Walker threw 68 pitches over four innings but it became clear something was up when Luis Ortiz was warming up in the bottom of the fourth. He took over for Walker, who allowed five runs, all of them in the second inning.

After the game, manager Rob Thomson referred to it as precautionary but said Walker will be reevaluated Thursday.

"Talking to (head athletic trainer Paul Buchheit), he doesn't have any major concerns with it, more precautionary than anything," Thomson said. "He'll see the doctor tomorrow and we'll reevaluate him then.

"It was after the second inning. Really, at that point, we didn't have any concerns. Then it lingered and we said that's enough, let's be smart about this and take him out."

Walker's night began with promise as he retired the Mariners in order in the first inning, needing just 10 pitches and striking out Julio Rodriguez and Jarred Kelenic in his first career start against the team that drafted him in 2010. But after Nick Castellanos put the Phils ahead with a two-run homer, Walker encountered two-out trouble in the second. He walked Cal Raleigh, allowed an infield single up the third base line to AJ Pollock, walked Kolten Wong and served up a first-pitch grand slam to former Phillie J.P. Crawford. The next batter, Rodriguez, also went deep.

Free passes have hurt Walker, who has walked 14 in 25⅓ innings.

"That second inning, I just didn't really have command or know where (the ball) was going," Walker said. "After that, kind of loosened up a bit, still lingered the next two innings. Not concerned, just want to get ahead of it, probably could have kept going but we didn't want to make it worse."

The Phillies have played the first month of the season without Ranger Suarez and Andrew Painter, two projected members of their season-opening rotation who were sidelined early in spring training by elbow injuries. Suarez is set to begin a rehab assignment Thursday with Double A Reading and pitch two innings. He is expected to make three or four rehab starts before rejoining the Phillies in mid-May. 

Painter began a throwing program about three weeks ago. The Phillies will build him back up slowly and carefully in hopes that he can contribute at the big-league level in the second half.
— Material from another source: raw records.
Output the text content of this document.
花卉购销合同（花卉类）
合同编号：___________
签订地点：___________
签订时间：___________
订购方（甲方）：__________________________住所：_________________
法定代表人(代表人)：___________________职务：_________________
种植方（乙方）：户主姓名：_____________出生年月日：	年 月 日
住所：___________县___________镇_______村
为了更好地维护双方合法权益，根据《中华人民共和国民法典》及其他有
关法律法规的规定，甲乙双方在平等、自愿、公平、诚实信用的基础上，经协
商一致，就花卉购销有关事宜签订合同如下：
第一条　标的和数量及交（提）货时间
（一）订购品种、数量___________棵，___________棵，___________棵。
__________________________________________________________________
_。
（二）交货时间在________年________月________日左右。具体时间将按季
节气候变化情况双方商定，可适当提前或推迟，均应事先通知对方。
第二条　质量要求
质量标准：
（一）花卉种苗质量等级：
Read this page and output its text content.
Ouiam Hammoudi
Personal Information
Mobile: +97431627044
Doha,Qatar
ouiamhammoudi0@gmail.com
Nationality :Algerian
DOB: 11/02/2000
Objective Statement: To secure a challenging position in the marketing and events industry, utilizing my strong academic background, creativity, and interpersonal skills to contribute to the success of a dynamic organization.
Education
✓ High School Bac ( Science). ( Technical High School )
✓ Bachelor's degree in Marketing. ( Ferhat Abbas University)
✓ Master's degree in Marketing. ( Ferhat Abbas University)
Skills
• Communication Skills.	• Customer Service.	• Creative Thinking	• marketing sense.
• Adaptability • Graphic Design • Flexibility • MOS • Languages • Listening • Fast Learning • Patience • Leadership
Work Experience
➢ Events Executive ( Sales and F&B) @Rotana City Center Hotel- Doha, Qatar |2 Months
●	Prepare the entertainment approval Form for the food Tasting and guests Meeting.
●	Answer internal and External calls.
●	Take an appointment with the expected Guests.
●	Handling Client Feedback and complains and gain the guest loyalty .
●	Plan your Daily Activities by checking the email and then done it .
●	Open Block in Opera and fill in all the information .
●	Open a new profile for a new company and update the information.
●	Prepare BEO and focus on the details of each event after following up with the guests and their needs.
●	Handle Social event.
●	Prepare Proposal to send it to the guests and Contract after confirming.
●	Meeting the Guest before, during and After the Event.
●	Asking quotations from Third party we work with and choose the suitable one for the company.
Walker was signed this offseason to a four-year, $72 million contract. He was wild his first two times out with the Phillies, then rebounded with two straight quality starts prior to Wednesday night. If he is forced to miss time, the next man up until Suarez returns would be left-hander Cristopher Sanchez, who started against the Rockies Saturday.

The Phils came back to win the game thanks to strong bullpen work and an eighth-inning rally that included four straight singles. Luis Ortiz, Seranthony Dominguez, Craig Kimbrel and Jose Alvarado combined four five scoreless innings with eight strikeouts and no walks.

"The bullpen did a really good job of picking me up," Walker said. "They shut 'em down."